Many investors are simply bailing out, and who could blame them?
The selective bear market of 2000-2001 is starting to look a lot like the honest-to-goodness bear market of 1973-74. The only difference is that the Dow Jones industrial average and the Standard & Poor's 500-stock average stubbornly refuse to drop the full 20 percent from their peaks and certifiably make for a bear market.
But nobody's kidding anybody. The bear has been breathing on our necks for months.
By the end of February, more than 70 percent of Nasdaq stocks were down from early March a year ago, and a third of the 3,800 Nasdaq stocks were down 50 to 90 percent.
The larger marketbasket of 6,300 stocks from all exchanges fared not much better - 59 percent were down, and 26 percent were down 50 to 90 percent. More than 7 percent were down more than 90 percent, and 25 percent were down anywhere from 10 to 50 percent.
From the start of the year, investors have been pulling in their horns.

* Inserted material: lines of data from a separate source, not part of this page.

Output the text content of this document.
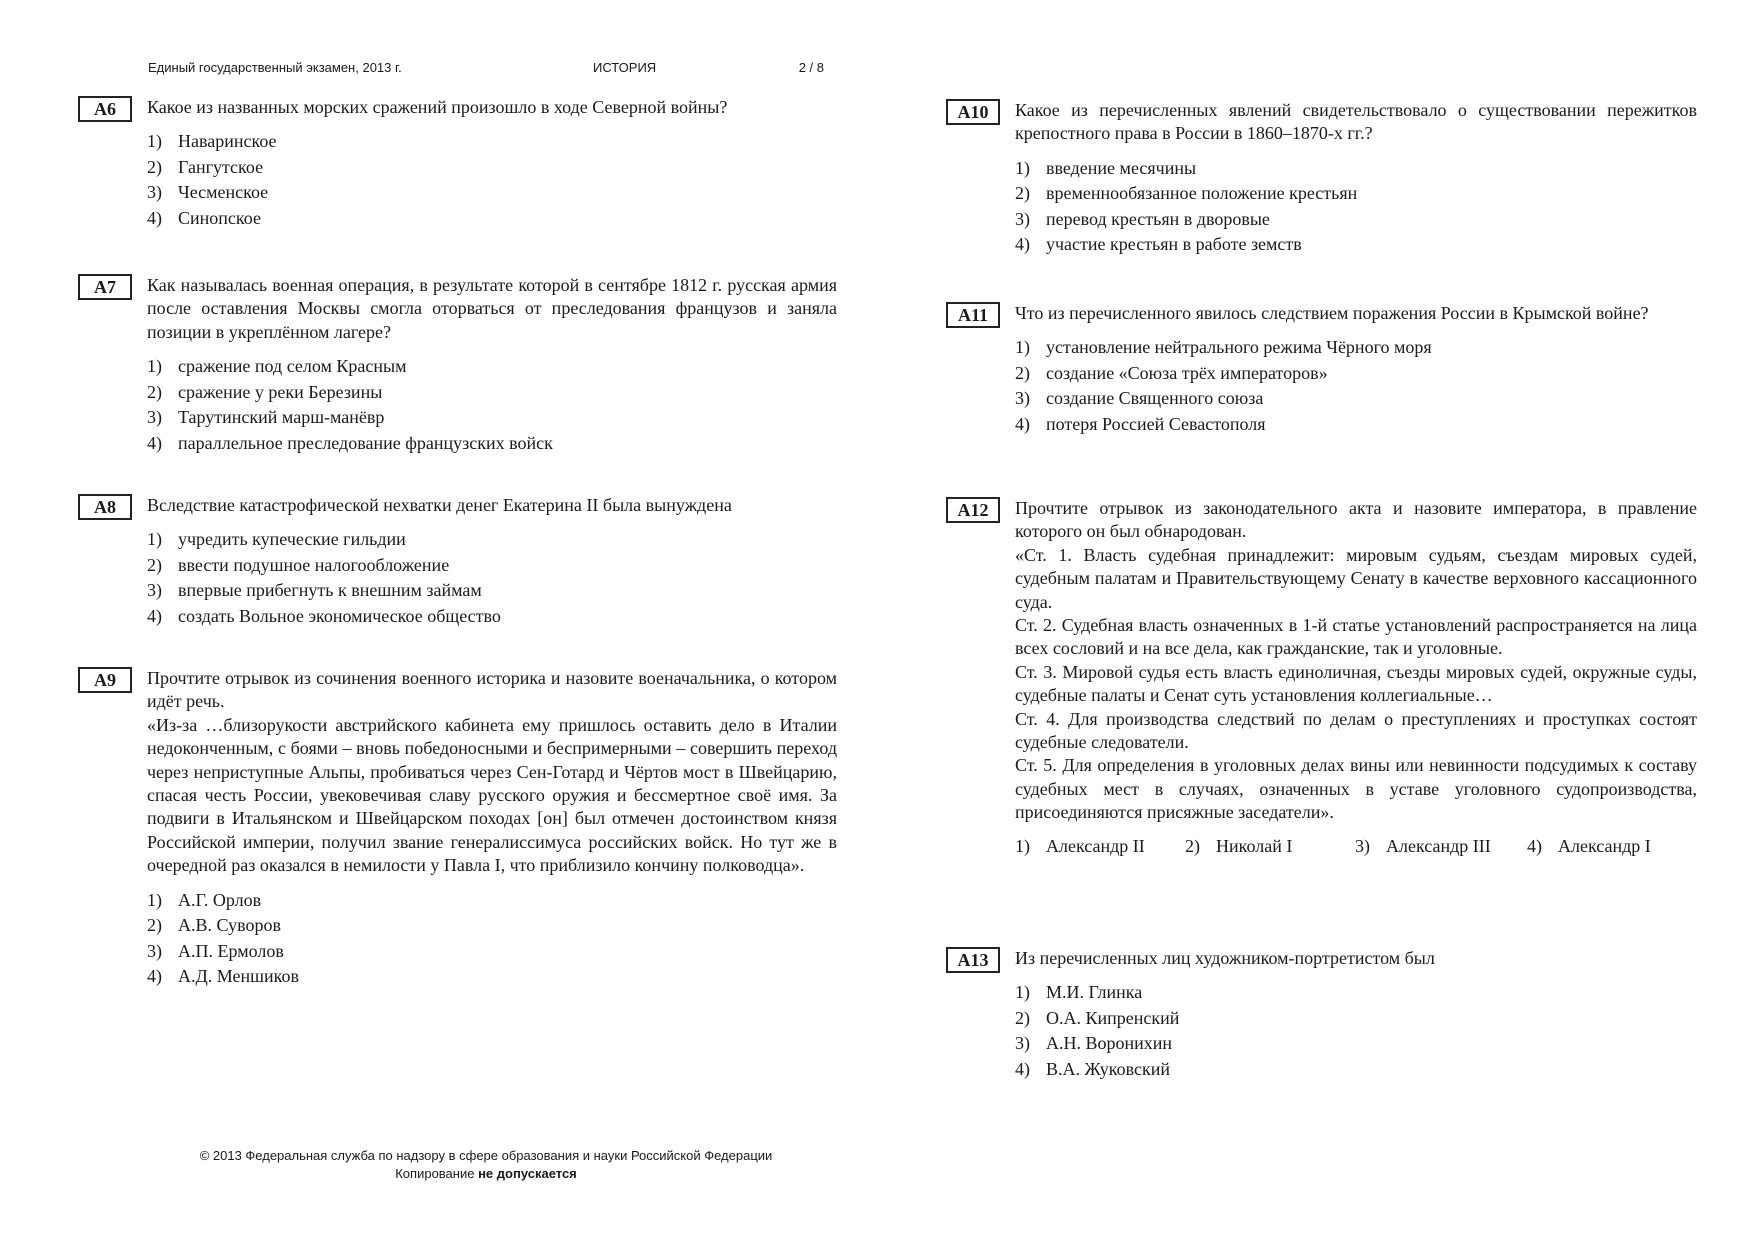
Единый государственный экзамен, 2013 г.	ИСТОРИЯ	2 / 8
А6	Какое из названных морских сражений произошло в ходе Северной войны?

1) Наваринское
2) Гангутское
3) Чесменское
4) Синопское
А7	Как называлась военная операция, в результате которой в сентябре 1812 г. русская армия после оставления Москвы смогла оторваться от преследования французов и заняла позиции в укреплённом лагере?

1) сражение под селом Красным
2) сражение у реки Березины
3) Тарутинский марш-манёвр
4) параллельное преследование французских войск
А8	Вследствие катастрофической нехватки денег Екатерина II была вынуждена

1) учредить купеческие гильдии
2) ввести подушное налогообложение
3) впервые прибегнуть к внешним займам
4) создать Вольное экономическое общество
А9	Прочтите отрывок из сочинения военного историка и назовите военачальника, о котором идёт речь.

«Из-за …близорукости австрийского кабинета ему пришлось оставить дело в Италии недоконченным, с боями – вновь победоносными и беспримерными – совершить переход через неприступные Альпы, пробиваться через Сен-Готард и Чёртов мост в Швейцарию, спасая честь России, увековечивая славу русского оружия и бессмертное своё имя. За подвиги в Итальянском и Швейцарском походах [он] был отмечен достоинством князя Российской империи, получил звание генералиссимуса российских войск. Но тут же в очередной раз оказался в немилости у Павла I, что приблизило кончину полководца».

1) А.Г. Орлов
2) А.В. Суворов
3) А.П. Ермолов
4) А.Д. Меншиков
А10	Какое из перечисленных явлений свидетельствовало о существовании пережитков крепостного права в России в 1860–1870-х гг.?

1) введение месячины
2) временнообязанное положение крестьян
3) перевод крестьян в дворовые
4) участие крестьян в работе земств
А11	Что из перечисленного явилось следствием поражения России в Крымской войне?

1) установление нейтрального режима Чёрного моря
2) создание «Союза трёх императоров»
3) создание Священного союза
4) потеря Россией Севастополя
А12	Прочтите отрывок из законодательного акта и назовите императора, в правление которого он был обнародован.

«Ст. 1. Власть судебная принадлежит: мировым судьям, съездам мировых судей, судебным палатам и Правительствующему Сенату в качестве верховного кассационного суда.

Ст. 2. Судебная власть означенных в 1-й статье установлений распространяется на лица всех сословий и на все дела, как гражданские, так и уголовные.

Ст. 3. Мировой судья есть власть единоличная, съезды мировых судей, окружные суды, судебные палаты и Сенат суть установления коллегиальные…

Ст. 4. Для производства следствий по делам о преступлениях и проступках состоят судебные следователи.

Ст. 5. Для определения в уголовных делах вины или невинности подсудимых к составу судебных мест в случаях, означенных в уставе уголовного судопроизводства, присоединяются присяжные заседатели».

1) Александр II	2) Николай I	3) Александр III	4) Александр I
А13	Из перечисленных лиц художником-портретистом был

1) М.И. Глинка
2) О.А. Кипренский
3) А.Н. Воронихин
4) В.А. Жуковский
© 2013 Федеральная служба по надзору в сфере образования и науки Российской Федерации
Копирование не допускается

In January, for example, they put $25 billion of new cash into stock mutual funds, 45 percent less than the $44 million invested in the same month a year earlier. Meanwhile, new money flowing into money-market accounts more than doubled, from $42 billion to $103 billion.
But what seems to be bad for the stock market could ultimately be its salvation. Money can be put to only so many uses - and almost all those uses are good for the stock market sooner or later.

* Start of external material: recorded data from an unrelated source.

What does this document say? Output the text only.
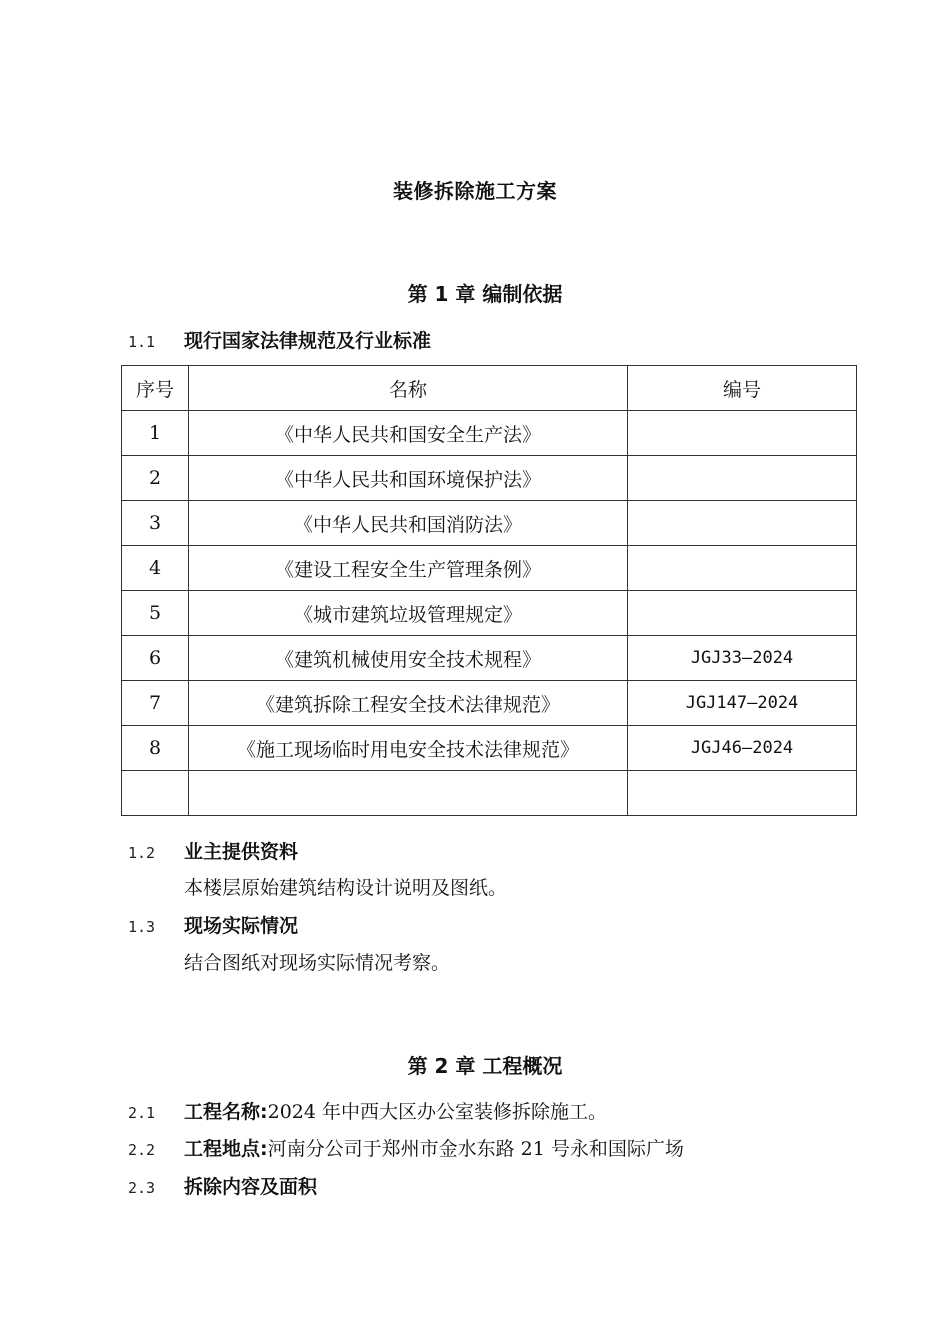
装修拆除施工方案
第 1 章 编制依据
1.1 现行国家法律规范及行业标准
序号	名称	编号
1	《中华人民共和国安全生产法》	
2	《中华人民共和国环境保护法》	
3	《中华人民共和国消防法》	
4	《建设工程安全生产管理条例》	
5	《城市建筑垃圾管理规定》	
6	《建筑机械使用安全技术规程》	JGJ33—2024
7	《建筑拆除工程安全技术法律规范》	JGJ147—2024
8	《施工现场临时用电安全技术法律规范》	JGJ46—2024

1.2 业主提供资料
本楼层原始建筑结构设计说明及图纸。
1.3 现场实际情况
结合图纸对现场实际情况考察。
第 2 章 工程概况
2.1 工程名称:2024 年中西大区办公室装修拆除施工。
2.2 工程地点:河南分公司于郑州市金水东路 21 号永和国际广场
2.3 拆除内容及面积
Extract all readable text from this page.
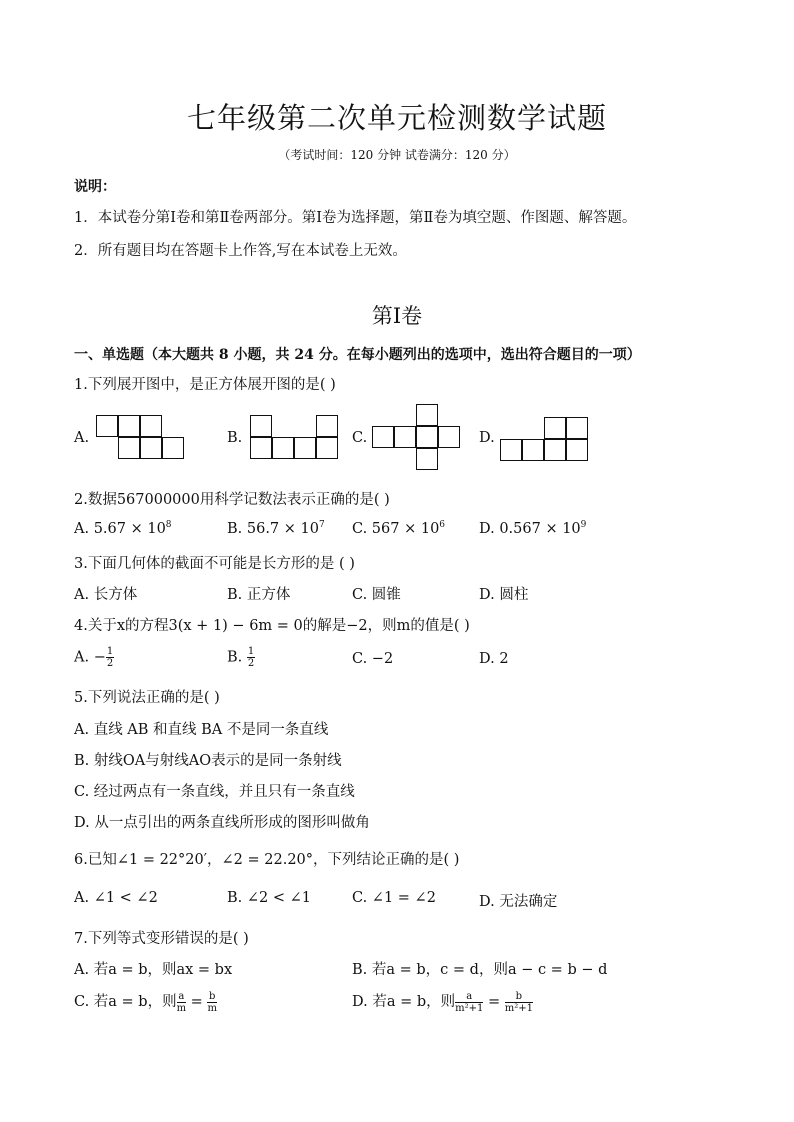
七年级第二次单元检测数学试题
（考试时间：120 分钟 试卷满分：120 分）
说明：
1．本试卷分第Ⅰ卷和第Ⅱ卷两部分。第Ⅰ卷为选择题，第Ⅱ卷为填空题、作图题、解答题。
2．所有题目均在答题卡上作答,写在本试卷上无效。
第Ⅰ卷
一、单选题（本大题共 8 小题，共 24 分。在每小题列出的选项中，选出符合题目的一项）
1.下列展开图中，是正方体展开图的是( )
A.	B.	C.	D.
2.数据567000000用科学记数法表示正确的是( )
A. $5.67 \times 10^8$	B. $56.7 \times 10^7$ C. $567 \times 10^6$ D. $0.567 \times 10^9$
3.下面几何体的截面不可能是长方形的是 ( )
A. 长方体	B. 正方体	C. 圆锥	D. 圆柱
4.关于x的方程3(x + 1) − 6m = 0的解是−2，则m的值是( )
A. − $\frac{1}{2}$	B. $\frac{1}{2}$	C. −2	D. 2
5.下列说法正确的是( )
A. 直线 AB 和直线 BA 不是同一条直线
B. 射线OA与射线AO表示的是同一条射线
C. 经过两点有一条直线，并且只有一条直线
D. 从一点引出的两条直线所形成的图形叫做角
6.已知∠1 = 22°20′，∠2 = 22.20°，下列结论正确的是( )
A. ∠1 < ∠2	B. ∠2 < ∠1	C. ∠1 = ∠2	D. 无法确定
7.下列等式变形错误的是( )
A. 若a = b，则ax = bx	B. 若a = b，c = d，则a − c = b − d
C. 若a = b，则 $\frac{a}{m} = \frac{b}{m}$	D. 若a = b，则 $\frac{a}{\text{m²+1}} = \frac{b}{\text{m²+1}}$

If investors decide to put their money into bonds for now, that's good: The influx of money would help keep interest rates low, which would bode well for a stock-market resurgence.
If they decide to spend some of their money rather than invest it, that's good, too. Ordinarily, spending could cause problems, by kicking up inflation. But with the nation's gross domestic product sputtering along at a zero-growth rate, spending could provide a much-needed boost. So far, housing construction has held up surprisingly well, even as other big-ticket purchases, like autos, are declining.
Savings certainly would be a good use for many billions of dollars right now - especially because Americans' savings rate has hit rock bottom in recent years. Money saved now is money to be spent or invested later.
But, no matter where the money hides temporarily, it eventually will come back into the stock market. It's the old greed factor: Investors eventually tire of single-digit returns, especially low single digits, and will be ready to take more risk again.
No risk, no reward. No pain, no gain.
We've certainly felt the pain. Maybe our money, safely parked elsewhere for a while, eventually will boost the stock market again - even if the gains are nowhere close to the ones we took for granted in the late 1990s.